119 It would be hard to improve the healthfulness or cleaning power of water without adding any chemicals or supplements to it. But companies are claiming to do just that by "ionizing" water. Enagic USA's Kangen Water Companies are selling machines that put drinking water through an "ionization" process. According to the companies, the process, also called "electrolysis," is accomplished using negatively and positively charged electrodes. In the process, water atoms give electrons to the electrodes or receive them, according to a graphic on Chanson Water USA Inc.'s website. The result is a chemical reaction that results in water becoming more acid or alkaline. Tap water typically has a pH of around 7, or neutral; alkaline water has a pH of more than 7; acidic water, less than 7. Companies say alkaline water has a variety of benefits, ranging from giving you energy to counteracting unhealthy effects of acidic foods you eat.

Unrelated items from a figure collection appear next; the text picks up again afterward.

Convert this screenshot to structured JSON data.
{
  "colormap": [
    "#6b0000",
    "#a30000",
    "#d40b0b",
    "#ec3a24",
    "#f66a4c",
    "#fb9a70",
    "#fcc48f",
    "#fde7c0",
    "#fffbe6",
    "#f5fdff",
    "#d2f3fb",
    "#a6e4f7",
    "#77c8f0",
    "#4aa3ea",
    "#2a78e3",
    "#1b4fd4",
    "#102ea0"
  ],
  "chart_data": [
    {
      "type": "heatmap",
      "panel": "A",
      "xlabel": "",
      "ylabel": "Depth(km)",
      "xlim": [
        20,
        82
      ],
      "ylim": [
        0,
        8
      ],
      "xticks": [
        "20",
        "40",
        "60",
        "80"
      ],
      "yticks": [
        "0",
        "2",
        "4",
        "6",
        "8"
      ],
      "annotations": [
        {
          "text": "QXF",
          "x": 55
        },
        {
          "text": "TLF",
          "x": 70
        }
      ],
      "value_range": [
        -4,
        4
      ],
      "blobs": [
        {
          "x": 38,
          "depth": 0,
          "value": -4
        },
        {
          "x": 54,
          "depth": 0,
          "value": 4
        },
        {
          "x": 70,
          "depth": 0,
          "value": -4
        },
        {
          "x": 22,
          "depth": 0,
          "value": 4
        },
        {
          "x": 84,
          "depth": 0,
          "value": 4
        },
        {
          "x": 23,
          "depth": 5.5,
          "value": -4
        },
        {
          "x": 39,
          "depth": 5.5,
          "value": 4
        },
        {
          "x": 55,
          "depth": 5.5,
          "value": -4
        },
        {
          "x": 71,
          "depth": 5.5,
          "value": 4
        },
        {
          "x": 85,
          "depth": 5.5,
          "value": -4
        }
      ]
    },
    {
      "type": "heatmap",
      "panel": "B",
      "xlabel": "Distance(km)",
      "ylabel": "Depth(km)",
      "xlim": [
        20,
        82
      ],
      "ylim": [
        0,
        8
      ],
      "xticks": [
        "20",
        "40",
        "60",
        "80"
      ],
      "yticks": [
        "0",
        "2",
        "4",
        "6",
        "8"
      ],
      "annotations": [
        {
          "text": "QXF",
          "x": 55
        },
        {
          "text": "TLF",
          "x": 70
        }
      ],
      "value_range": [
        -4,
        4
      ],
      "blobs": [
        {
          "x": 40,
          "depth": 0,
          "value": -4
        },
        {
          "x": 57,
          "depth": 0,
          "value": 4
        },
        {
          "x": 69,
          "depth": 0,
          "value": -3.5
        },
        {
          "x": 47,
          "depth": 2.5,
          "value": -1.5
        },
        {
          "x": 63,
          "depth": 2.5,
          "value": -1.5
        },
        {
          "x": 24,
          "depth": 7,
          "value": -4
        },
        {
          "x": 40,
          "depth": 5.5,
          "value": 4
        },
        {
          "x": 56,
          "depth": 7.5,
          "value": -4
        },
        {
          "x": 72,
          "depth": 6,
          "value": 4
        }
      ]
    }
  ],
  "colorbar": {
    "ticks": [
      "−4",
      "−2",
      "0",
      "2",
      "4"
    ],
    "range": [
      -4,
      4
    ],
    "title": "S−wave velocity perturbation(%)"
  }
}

Some scientists, however, say there aren't any good studies supporting the ionized-water companies' marketing claims. Alkaline Water Machines, long sold internationally, have been generating increased interest in the U.S. during the past couple of years, says Pauli Undesser, director of regulatory and technical affairs at the Water Quality Association, a nonprofit trade group for the water-treatment industry. Earth Trade Water Inc., Carlsbad, Calif., posts testimonials from professional athletes who say its ionized alkaline water boosts their performances by providing better hydration and aiding "energy" and "focus." A Laguna Hills, Calif., unit of Chanson Taiwan LLC, says on its website that its ionized water has smaller clusters of water molecules than ordinary water and these "microclusters" are better able to "penetrate into more places in the body." In a marketing brochure, Enagic USA Inc., a Los Angeles unit of Japan's Enagic Co., says its "Healthy Kangen Water"—which has a pH of 8.5 to 9.5—"helps your body balance the acidic effects" of eating foods such as meat and eggs. Enagic's Leveluk SD501 model, which sells for $3,980, uses seven electrodes. Enagic also says Kangen water tastes better with "superior mouth-feel." In an informal blind taste test at a local spa offering Kangen water, I found the Kangen water tasted soft and velvety, but with a mineral aftertaste, compared with ordinary tap water. The machines, which typically range from $1,000 to $6,000, are generally attached to a faucet, but some models go under the sink. The alkaline water, which the companies say is ideal for drinking and cooking, comes out of one of the machines' spigots, while acid water, which can be used for cleaning, comes out of another. The degree of alkalinity is often adjustable. The machines have a built-in filter, which filters impurities just like any other water filter.